Britain is known for many things: rainy weather, Paddington Bear, and free healthcare being among the top ones. AI, however, has not been something the UK was particularly known for. Until now, that is – Locai, a British-built AI, has arrived to challenge the big players from the US and China.
Locai Labs claims that its new AI can outperform GPT-5, Gemini, and DeepSeek on conversational ability and human preference using the Arena Hard v2 benchmark.
Forget-Me-Not technology
Locai uses a new technology called Forget-Me-Nt to speed up AI training without using armies of human trainers. Of course, how a model is trained does not really matter to most of us as end users. We just care about the results, but Forget-Me-Nt is interesting because it allows the AI to improve continuously without human input.
By generating its own training data and never forgetting what it learned previously, training times can be drastically reduced. Catastrophic forgetting, where a model loses earlier knowledge when learning new information, has been one of the major hurdles in AI development so far.
James Drayson, CEO of Locai Labs, said: “Britain does not need to outspend the world to lead in AI. We need to outthink it, because we will not win the AI race simply by building bigger data centers.”
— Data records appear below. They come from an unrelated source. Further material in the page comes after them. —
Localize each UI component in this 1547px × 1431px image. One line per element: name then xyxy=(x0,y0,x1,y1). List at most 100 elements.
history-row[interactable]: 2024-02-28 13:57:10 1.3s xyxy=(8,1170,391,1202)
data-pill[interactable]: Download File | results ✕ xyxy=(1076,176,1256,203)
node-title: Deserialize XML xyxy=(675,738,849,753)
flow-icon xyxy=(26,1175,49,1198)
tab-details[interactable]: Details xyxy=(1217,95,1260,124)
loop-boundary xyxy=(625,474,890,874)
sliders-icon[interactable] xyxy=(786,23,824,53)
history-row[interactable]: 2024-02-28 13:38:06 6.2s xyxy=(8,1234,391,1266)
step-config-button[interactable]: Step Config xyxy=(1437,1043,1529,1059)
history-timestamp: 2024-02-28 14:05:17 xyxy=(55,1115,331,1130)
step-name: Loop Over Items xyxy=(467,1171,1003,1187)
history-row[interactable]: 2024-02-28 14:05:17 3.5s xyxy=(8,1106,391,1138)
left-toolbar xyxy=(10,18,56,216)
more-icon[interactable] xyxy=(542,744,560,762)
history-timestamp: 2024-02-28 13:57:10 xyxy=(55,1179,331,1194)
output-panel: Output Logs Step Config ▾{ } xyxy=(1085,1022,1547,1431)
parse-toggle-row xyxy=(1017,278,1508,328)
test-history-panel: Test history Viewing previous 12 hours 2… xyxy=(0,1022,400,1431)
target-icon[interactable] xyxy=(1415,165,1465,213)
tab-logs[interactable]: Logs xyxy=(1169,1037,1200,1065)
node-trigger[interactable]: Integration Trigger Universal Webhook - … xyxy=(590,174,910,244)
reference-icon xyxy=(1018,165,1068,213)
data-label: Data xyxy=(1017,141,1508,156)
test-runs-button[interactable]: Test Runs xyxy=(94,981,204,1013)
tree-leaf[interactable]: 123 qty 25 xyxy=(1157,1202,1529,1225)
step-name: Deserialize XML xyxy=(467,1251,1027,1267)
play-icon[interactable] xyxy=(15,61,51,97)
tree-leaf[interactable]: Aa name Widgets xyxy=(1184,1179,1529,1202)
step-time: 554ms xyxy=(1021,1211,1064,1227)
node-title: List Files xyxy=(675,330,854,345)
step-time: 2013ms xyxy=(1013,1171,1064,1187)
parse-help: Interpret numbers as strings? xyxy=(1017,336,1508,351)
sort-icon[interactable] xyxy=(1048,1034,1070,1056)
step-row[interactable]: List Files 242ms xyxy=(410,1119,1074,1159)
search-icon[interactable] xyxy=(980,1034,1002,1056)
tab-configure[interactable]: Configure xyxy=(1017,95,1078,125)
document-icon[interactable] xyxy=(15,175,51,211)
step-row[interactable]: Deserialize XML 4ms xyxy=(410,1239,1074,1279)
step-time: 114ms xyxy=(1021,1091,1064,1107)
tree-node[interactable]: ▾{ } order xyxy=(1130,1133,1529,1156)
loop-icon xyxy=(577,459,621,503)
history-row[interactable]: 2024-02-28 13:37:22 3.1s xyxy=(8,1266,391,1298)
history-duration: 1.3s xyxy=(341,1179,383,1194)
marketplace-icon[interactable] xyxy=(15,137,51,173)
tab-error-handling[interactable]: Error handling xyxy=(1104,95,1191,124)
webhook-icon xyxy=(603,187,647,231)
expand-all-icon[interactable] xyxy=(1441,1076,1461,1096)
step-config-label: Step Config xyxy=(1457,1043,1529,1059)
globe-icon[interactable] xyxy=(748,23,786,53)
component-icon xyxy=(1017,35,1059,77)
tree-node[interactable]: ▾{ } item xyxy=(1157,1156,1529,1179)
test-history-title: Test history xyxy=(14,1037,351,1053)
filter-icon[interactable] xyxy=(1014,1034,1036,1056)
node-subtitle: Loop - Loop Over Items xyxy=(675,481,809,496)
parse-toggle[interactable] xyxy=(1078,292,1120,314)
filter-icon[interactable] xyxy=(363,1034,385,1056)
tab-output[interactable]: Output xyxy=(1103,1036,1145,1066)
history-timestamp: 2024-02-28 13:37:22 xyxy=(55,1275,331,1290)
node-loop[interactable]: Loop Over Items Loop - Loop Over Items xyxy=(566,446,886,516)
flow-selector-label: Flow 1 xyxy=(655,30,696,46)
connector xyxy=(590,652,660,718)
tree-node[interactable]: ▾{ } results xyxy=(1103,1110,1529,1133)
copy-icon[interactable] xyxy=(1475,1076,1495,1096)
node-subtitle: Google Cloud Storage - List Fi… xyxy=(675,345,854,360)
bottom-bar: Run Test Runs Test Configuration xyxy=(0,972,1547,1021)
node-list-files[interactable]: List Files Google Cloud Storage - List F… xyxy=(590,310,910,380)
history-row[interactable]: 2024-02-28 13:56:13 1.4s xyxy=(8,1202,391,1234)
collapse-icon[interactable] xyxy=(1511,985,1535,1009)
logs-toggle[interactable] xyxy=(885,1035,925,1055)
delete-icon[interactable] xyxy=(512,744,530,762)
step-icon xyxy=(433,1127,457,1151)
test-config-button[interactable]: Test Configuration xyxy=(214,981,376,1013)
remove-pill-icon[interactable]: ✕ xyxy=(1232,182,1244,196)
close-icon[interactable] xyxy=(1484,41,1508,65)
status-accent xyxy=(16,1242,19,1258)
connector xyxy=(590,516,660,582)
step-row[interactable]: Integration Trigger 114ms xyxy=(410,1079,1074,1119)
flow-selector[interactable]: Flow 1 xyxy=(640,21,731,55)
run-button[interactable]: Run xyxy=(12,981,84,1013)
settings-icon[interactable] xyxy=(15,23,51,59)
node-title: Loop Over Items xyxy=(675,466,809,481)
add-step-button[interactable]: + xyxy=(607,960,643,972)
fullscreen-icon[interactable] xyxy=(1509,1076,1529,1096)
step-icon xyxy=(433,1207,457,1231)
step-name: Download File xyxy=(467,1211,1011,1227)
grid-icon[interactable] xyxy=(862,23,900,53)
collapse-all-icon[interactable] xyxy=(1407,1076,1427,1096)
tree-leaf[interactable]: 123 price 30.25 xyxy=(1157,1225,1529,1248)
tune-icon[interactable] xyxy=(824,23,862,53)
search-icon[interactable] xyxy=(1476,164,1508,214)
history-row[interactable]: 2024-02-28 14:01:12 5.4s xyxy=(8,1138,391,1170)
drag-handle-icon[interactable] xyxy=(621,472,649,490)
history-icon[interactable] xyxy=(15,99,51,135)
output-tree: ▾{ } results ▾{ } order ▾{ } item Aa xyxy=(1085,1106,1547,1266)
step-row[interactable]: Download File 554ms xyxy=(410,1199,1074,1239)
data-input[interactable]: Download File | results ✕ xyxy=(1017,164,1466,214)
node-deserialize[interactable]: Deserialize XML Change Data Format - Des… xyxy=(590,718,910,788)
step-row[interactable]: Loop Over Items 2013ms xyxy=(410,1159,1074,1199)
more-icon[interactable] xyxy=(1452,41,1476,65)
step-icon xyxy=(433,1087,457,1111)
We all know that OpenAI is currently building massive new data centers to power ChatGPT, and there is no way a small challenger could compete with that level of investment without raising billions. Instead, Locai Labs plans to use the power of a blockchain-based network as user numbers grow.
Locai Labs will ask users to contribute their own computing resources in the form of processing power, rather than building its own data centers. This crowdsourced model, the company believes, will allow it to compete on the world stage.
What’s it like to use?
The proof, as always, is in the pudding. Locai is live in early access today and is available online.
I managed to get an activation code from Locai Labs so I could try it for TechRadar, and I am impressed, even if it currently lacks many of the features ChatGPT offers.
There is no mobile app, image creation, or voice mode, for example, but it was fast and responsive to my text prompts, providing answers that felt accurate and on a par with what ChatGPT produces. It reminded me a little of using ChatGPT 4o, but with the basic feature set of an earlier version, like ChatGPT 3.1.
Since there is no voice mode, I cannot tell if Locai has a British accent, but its responses felt a bit less surf-speak than ChatGPT, which can occasionally stray into the overly informal.
For now, all you can do in Locai is chat via text prompt, upload files, and search the web. Compared with everything ChatGPT can do, it feels very sparsely featured. There is also a limit on “tool calls” per session, which constrains its performance, although you can reset this simply by starting a new chat.
Locai may be the polite British newcomer, but politeness alone will not win the global AI race. It needs scale, features, and staying power. If it can deliver all three without tripping over its experimental architecture, the UK might have finally coded an AI worth talking about.
How it copes when, or if, it reaches ChatGPT-level user numbers is the question that will define its future. If Locai can stay standing when that happens, then the UK might finally have a real seat at the AI table.